Wir gingen einen Raum weiter. Mittlerweile durfte ich dem Pressdrang auch nachgeben, denn unten war alles bereit. Das war kurz nach Mitternacht. Ich hab mich für die klassiche Geburt auf dem Rücken mit Seil zum festhalten entschieden. Mein Mann versorgte mich vorbildlich mit Wasser, Assistenzärztin und Hebamme übernahmen den unteren Part. Ich hab einmal die Arztin angefaucht, weil die nicht auf die Wehe warten wollte. Ich kam mir auch irgendwann veralbert vor, weil nach jeder Wehe und unendlichem Pressen gesagt wurde, dass bei der nächsten Wehe der Kopf durch wäre, das aber nicht passierte. Aber man gibt ja nicht auf! Ganz so einfach muss es dann aber doch nicht gewesen sein, denn als die Herztöne der Püppi schlechter wurden, entschied man sich zu schneiden und die Kiwi anzusetzen. Für letzteres wurde die Oberärztin aus dem Schlaf gerissen. Ich bekam ein Schmerzmittel intravenös und dann ging es, im Gesamtpaket, endlich ganz schnell. Bitte entschuldigt diesen Vergleich, aber das war der erste Gedanke, als die Püppi raus war: so muss sich eine Kuh beim kalben fühlen. Um 0:49 Uhr war sie da, unser kleiner Sonnenschein. Sie hat sofort geschrien und sich bemerkbar gemacht. Ich wurde gefühlte Stunden verarztet. Der Schnitt muss einige Meter lang gewesen sein, da bin ich mir sicher! Aber das war nicht mehr schlimm, weil unser 2580g schwerer Winzling auf mir lag!
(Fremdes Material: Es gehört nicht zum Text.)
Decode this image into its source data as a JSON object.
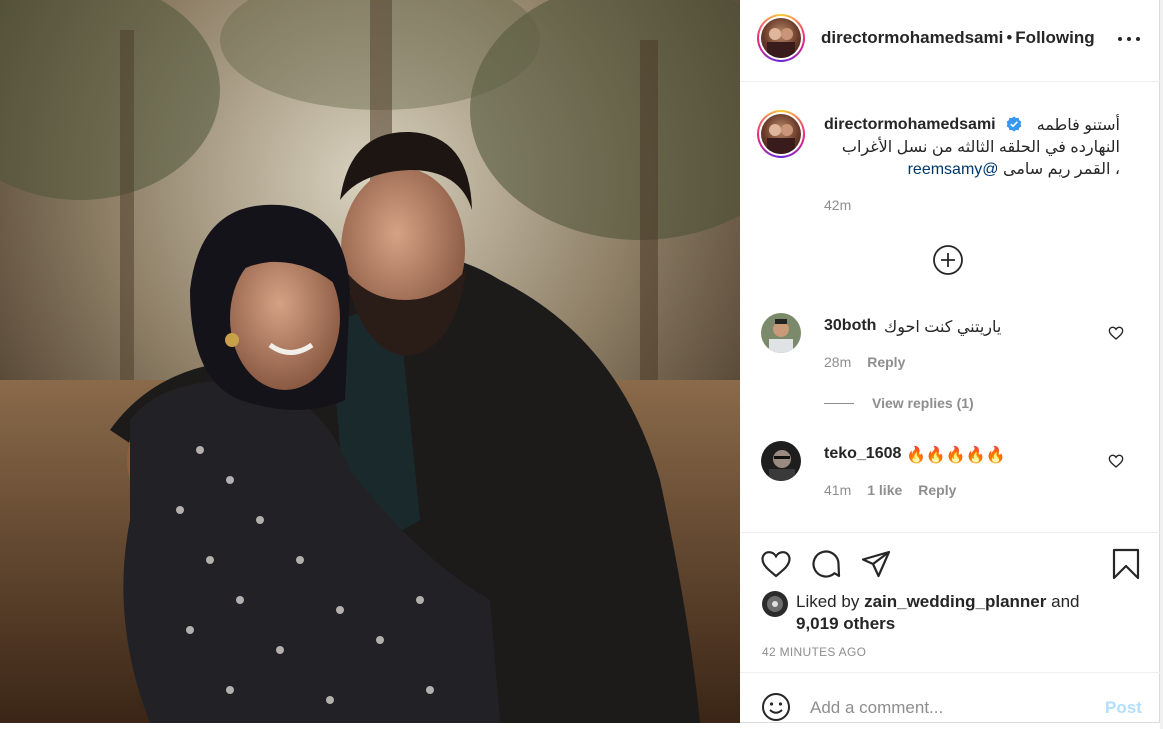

Für mich kam ein Wunschkaiserschnitt und eine PDA nie in Frage. Das ist mein erstes Kind und ich wollte die Erfahrung komplett mitnehmen. Ich hatte zum Glück eine recht schnelle Geburt. Es kann gut sein, dass ich mich für eine PDA entschieden hätte, wenn ich länger in den Wehen gelegen hätte. Das zehrt ganz schön an den Kräften. Und ich war gegen Ende auch wirklich am Ende! Dennoch bereuhe ich diese Entscheidung nicht und ich würde es immer wieder so versuchen. Eine Geburt ist kein Spaziergang und das soll sie auch nicht sein. Dennoch ist es für mich DAS Erlebnis meines Lebens. Und die Belohnung, die man für die Schmerzen bekommt, ist unendlich grösser!

Ach ja, die Folge Ghost Whisperer habe ich bis heute nicht zu ende geschaut!